On peut remonter aux scènes de cuisine de la grande peinture du XVIIe siècle hollandais, ou encore aux dessins naturalistes d'Isaac Lazarus Israëls, qui a su se pencher avec beaucoup de talent et de respect sur le sort de l'ouvrière et de la servante. Mais on pense aussi bien sûr au vaudeville du XIX° siècle. A la place infernale que cette créature occupe entre la tyrannie aigre d'une maîtresse de maison et les appétits lubriques de son époux. La servante ne saurait échapper à sa condition sociale, même lorsqu'elle est affranchie ou qu'à force d'intri­gues, elle est parvenue à se hisser à un rang qui lui est interdit.(1) Quant à sa descendance, elle est toujours le fruit du péché, donc frappée d'opprobre.(2) Mais si l'on va plus loin dans ce qui relève d'un cliché subtilement mani­pulé on réalise que le personnage traditionnel recouvre un propos d'une cruciale et cruelle actualité (après Octave Mirbeau vient Jean Genet). D'une tragédie l'autre, on en arrive à une réflexion plus étendue et d'au­tant plus réaliste qu'elle passe par le prisme de l'humour.
Cette fois, la soubrette fait le ménage dans le territoire de l'art contempo­rain. Tout à sa tâche, elle ne s'émeut pas de la peinture, elle s'y donne entièrement, comme toujours. S'il lui arrive de se distraire, c'est pour rêver de bijoux, mais les diamants dont elle se pare ne sont que les pam­pilles du lustre qu'elle est censée astiquer. L'abnégation qu'elle met à sa besogne fait sa force désarmante mais témoigne également de son incapacité à s'évader de sa condition, sinon par le suicide. Le suicide étant ici une étape obligée de l'autodéri­sion. Mais comme nous sommes dans de domaine de l'art et de la fiction, les suicides à répétition du personnage ne portent pas à conséquence. Ils ne représentent qu'un moment de répit avant de réintégrer la vie pour subir de nouvelles avanies

(1) En restant au grand siècle Hollandais, on se souviendra également du scandale que suscita la vie maritale que Rembrandt entretint avec sa servante.
(2) Voir chez Zola, Mirbeau ou Strindberg.


GLORIA 
Sculpture monumentale, fontaine, résine, faux bronze 
115 x 115 x 215 cm, 2017

« Est-ce qu'un jet d'eau qui ne jail­lit pas est encore un jet d'eau? » 

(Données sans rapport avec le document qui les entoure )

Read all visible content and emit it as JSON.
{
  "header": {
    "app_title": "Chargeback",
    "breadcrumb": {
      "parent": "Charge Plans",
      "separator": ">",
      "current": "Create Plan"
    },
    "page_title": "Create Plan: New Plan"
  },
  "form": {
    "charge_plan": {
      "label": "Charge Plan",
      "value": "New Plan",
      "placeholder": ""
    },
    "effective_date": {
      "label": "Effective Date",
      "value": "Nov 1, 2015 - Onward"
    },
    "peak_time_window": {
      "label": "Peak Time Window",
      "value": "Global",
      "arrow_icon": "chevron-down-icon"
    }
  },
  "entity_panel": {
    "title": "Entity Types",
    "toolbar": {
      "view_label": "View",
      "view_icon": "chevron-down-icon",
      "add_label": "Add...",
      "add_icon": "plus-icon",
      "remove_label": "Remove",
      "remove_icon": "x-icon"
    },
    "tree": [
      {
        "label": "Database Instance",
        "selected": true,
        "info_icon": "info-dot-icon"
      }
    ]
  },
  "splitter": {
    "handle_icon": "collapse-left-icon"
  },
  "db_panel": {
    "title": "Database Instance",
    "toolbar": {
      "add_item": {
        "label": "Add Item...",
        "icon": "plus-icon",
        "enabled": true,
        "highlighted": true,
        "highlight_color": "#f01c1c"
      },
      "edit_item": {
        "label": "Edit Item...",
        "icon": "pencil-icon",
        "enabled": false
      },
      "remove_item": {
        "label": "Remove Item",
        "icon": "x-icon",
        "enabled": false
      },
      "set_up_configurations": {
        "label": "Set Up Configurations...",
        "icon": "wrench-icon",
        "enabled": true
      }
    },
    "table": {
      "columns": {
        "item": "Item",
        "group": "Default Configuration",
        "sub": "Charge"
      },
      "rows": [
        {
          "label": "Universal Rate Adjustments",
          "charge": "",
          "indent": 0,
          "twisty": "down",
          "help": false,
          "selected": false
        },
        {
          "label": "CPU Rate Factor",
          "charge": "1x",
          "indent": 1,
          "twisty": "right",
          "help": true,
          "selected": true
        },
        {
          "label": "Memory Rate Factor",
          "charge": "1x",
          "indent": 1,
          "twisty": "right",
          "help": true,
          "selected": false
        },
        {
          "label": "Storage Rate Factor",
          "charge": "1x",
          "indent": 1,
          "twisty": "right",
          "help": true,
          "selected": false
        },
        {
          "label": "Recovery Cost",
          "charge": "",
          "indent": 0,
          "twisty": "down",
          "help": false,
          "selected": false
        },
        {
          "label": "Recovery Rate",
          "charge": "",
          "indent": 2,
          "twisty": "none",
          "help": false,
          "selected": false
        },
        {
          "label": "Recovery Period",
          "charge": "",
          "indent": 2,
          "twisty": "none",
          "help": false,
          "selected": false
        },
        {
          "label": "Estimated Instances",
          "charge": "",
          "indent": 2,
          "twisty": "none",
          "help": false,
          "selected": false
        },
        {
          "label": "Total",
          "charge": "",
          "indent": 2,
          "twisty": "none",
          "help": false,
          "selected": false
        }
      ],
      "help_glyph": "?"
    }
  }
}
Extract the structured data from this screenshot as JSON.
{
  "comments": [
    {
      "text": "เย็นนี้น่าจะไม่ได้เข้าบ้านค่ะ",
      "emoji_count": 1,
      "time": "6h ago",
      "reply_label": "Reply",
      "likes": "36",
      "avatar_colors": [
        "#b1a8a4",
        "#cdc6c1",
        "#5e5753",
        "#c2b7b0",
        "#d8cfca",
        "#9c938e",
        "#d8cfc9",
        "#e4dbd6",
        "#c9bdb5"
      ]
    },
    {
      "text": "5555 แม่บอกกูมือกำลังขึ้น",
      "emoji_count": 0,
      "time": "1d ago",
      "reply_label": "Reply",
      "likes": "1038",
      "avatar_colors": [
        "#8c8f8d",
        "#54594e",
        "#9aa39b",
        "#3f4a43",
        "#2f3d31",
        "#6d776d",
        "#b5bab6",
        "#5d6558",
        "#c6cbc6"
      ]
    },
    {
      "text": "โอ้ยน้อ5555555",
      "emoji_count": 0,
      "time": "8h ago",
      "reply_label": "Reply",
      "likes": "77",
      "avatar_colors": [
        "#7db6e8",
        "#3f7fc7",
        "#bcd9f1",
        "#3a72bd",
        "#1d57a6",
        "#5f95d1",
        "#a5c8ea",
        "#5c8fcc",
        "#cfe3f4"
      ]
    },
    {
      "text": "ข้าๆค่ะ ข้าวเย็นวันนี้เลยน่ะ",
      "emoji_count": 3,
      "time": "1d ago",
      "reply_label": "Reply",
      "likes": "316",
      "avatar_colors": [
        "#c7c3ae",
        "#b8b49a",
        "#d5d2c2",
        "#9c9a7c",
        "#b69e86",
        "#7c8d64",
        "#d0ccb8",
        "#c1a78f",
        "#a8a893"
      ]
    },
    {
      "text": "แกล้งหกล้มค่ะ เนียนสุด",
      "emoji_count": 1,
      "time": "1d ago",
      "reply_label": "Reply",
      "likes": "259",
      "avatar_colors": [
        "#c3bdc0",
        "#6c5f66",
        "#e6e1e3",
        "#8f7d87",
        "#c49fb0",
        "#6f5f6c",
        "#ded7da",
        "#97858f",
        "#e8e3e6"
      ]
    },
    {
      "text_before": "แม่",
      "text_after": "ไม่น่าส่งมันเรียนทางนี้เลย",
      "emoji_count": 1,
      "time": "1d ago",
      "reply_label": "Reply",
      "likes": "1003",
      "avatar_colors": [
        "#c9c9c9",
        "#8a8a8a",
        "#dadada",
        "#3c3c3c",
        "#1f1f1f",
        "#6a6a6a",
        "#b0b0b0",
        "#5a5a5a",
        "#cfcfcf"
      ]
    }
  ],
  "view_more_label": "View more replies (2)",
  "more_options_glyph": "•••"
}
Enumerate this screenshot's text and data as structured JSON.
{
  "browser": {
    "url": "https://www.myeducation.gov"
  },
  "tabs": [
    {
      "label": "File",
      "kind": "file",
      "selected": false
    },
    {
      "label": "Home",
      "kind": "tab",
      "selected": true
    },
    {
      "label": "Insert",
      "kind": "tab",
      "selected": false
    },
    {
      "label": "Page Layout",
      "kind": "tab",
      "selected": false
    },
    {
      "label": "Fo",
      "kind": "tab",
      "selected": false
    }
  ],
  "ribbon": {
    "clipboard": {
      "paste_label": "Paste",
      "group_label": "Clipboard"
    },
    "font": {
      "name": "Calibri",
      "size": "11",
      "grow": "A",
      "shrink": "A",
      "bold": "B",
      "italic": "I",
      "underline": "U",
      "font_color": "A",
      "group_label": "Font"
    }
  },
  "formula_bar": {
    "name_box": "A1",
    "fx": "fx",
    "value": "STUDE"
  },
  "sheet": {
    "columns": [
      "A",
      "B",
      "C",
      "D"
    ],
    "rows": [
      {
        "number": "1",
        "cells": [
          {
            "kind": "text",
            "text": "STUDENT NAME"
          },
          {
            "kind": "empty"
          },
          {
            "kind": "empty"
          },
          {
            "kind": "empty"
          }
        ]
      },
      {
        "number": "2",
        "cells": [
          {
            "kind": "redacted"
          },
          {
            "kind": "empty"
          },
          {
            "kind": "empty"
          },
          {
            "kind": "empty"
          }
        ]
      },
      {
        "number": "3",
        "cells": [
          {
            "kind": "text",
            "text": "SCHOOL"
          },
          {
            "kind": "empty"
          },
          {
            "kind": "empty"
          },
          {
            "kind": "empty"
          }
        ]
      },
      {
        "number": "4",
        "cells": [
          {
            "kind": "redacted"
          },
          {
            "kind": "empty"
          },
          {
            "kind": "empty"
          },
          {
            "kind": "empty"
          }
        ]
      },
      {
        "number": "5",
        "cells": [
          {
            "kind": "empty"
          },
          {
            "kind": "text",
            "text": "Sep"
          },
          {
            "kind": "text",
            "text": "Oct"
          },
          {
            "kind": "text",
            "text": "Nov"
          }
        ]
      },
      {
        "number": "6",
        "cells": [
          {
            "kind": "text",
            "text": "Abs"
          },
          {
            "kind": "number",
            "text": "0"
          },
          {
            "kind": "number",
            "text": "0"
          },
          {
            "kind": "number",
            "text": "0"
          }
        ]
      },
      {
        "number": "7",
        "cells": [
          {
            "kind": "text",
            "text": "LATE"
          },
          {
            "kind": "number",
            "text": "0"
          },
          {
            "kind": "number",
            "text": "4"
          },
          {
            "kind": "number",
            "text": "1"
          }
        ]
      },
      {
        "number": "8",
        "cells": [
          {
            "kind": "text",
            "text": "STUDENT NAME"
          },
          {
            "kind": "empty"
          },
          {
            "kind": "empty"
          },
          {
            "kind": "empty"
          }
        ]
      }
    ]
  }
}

se demandaient devant la fontaine de la Sendlinger-Tor-Platz à Munich les personnages de Karl Valentin.(3) Dans la même veine, on peut se demander si une fontaine qui dégouline lamen­tablement du balai et du seau d'une soubrette est encore une fontaine, voire un monument. Il y a tout juste quelques décennies, en France, une femme n'avait pas le droit d'intégrer la classe de sculpture dans les écoles nationales des Beaux-Arts. Il fallait pour cela avoir la carrure du tailleur de pierre et la barbe qui désignait le rôle. Une photographie jaunie montre ainsi la classe de sculpture d'une école d'art: au milieu d'un groupe d'hommes arborant fièrement leur pilosité mentonnière, ne figure qu'une seule femme. Mais elle est nue. C'est le modèle bien sûr. La statuaire a le plus souvent revêtu les caractères d'une virilité guerrière (même et surtout sur les monuments aux morts). Mais la statue de la servante, ses armes à la main, prend tous les codes de ce modèle à contre-pied. 

A l'érection (de la statue) répond l'égouttage (du balai). Désormais, pour un sculpteur, plus besoin de savoir taper le caillou, Mary Sue a assez de force dans le poignet pour monter les oeufs en neige ou pour maîtriser la résine. En reprenant ironiquement les codes de la statuaire traditionnelle, l'artiste n'accomplit pas un acte régressif. Elle use d'un maté­riau qui sert aux musées et en particu­lier à leurs boutiques de reproductions pour commercialiser des fac-similés de chefs d'oeuvres universels. Cette résine qui permet d'imiter aussi bien le marbre que le bronze sert aussi à confectionner tous les personnages qui animent les parcs d'attractions.(4) Le second degré ici revendiqué, est donc d'une parfaite modernité. 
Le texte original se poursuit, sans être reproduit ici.